A chance to reach millions
For CCAFS, it’s an ideal opportunity to scale up communication and turn knowledge into action. Scientists involved in climate-smart agriculture research across CGIAR help develop the show’s content and are regularly featured in episodes.
The Centers involved include ICRISAT, the International Livestock Research Institute (ILRI), the World Agroforestry Centre (ICRAF) and the International Potato Center (CIP), along with EverGreen Agriculture and other programs.
CCAFS collaborates with all these institutes to develop smallholder-friendly practices and tools for adapting to and mitigating a rapidly changing climate.
Strategies to deal with climate variability are particularly needed on the shambas. Shamba Shape Up host Tonny Njuguna says, “All the farmers we visited have commented on the unreliability of the weather.”
For Angela and Joseph, water supply is the main obstacle. The presenters coach them to collect rain from gutters, plant sorghum varieties that thrive on a short rainy season, and add hardy trees to prevent soil erosion.
The techniques are detailed further in free pamphlets that viewers can obtain by sending an SMS message. Over its first 18 months, 70,000 people contacted the show for more information. There’s also a growing social media audience, with 40,000 ‘likes’ on Shamba Shape Up’s Facebook page and almost 3,000 engaged Twitter followers.
Measuring the impacts
The program clearly has people’s attention, but what are the actual impacts? In a 2014 survey by Mediae, the company that produces Shamba Shape Up, 87% of smallholders who watched the series said they had learned something new, and 45% had adopted at least some of the practices demonstrated — most commonly methods for improving soil fertility.
The Africa Enterprise Challenge Fund (AECF), which funded the show’s pilot series, has also sponsored economic impact surveys of the target audience. An AECF study in 2014 (PDF) estimated that in Kenya’s agrarian region more than 400,000 households benefitted from Shamba Shape Up, and the increased income for dairy farmers alone totalled about USD 24 million.

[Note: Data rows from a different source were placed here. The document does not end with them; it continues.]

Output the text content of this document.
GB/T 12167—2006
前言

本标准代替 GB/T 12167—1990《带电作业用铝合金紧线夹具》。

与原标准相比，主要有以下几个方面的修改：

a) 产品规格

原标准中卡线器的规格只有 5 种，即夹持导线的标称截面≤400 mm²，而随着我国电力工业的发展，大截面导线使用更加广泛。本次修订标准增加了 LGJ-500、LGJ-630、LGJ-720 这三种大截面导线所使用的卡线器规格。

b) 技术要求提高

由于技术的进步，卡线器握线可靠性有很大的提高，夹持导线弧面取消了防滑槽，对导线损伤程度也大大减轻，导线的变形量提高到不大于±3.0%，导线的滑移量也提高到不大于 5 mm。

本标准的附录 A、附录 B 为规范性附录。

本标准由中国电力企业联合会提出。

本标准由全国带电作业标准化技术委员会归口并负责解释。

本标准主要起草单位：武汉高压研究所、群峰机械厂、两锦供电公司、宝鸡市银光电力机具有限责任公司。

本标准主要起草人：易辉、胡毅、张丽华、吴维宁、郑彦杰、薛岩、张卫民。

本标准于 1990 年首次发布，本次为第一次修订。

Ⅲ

The AECF study called the show “a trusted source of information presented in a format that engages farmers’ interest and emotions, encourages discussion and provides opportunity for follow-up and interaction.” In fact, the study found that Shamba Shape Up is more trusted than other, more conventional sources of information.
Results like this prove the saying that a picture is worth a thousand words, especially when that picture is beamed out to millions of TVs. Shamba Shape Up’s edutainment programming is powerful encouragement for farmers to try new techniques and improve their livelihoods.
Shamba Shape Up disseminates climate-smart agriculture information and how-to knowledge to millions of smallholders in East Africa. Photo: G. Smith (CIAT)
Case study: “I’ve learned many, many things”
Ann Kavuu is a small-scale farmer and Shamba Shape Up fan in Machakos county, Kenya. She talked to CCAFS staff in 2014 about what she’s taken away from the series:
I’ve learned a lot of things from Shamba Shape Up. Agroforestry, water harvesting, soil conservation—many, many things. I plan to plant more trees, especially trees that can be sold for timber. I’ve started growing one particular species known as Melia. I’ve tried to grow quite a number of them, around 200-plus. I’ve grown a lot of Grevaria trees because I’ve learned of their importance in nitrogen fixing. I happen to be from a place that is very dry, and dry areas have limitations of such nutrients.
My trees are helping my shamba to be different from the others around. Many seasons some people would harvest nothing, but there’s no season when I’ve gone without harvesting. So I believe it is because of these trees that I have grown.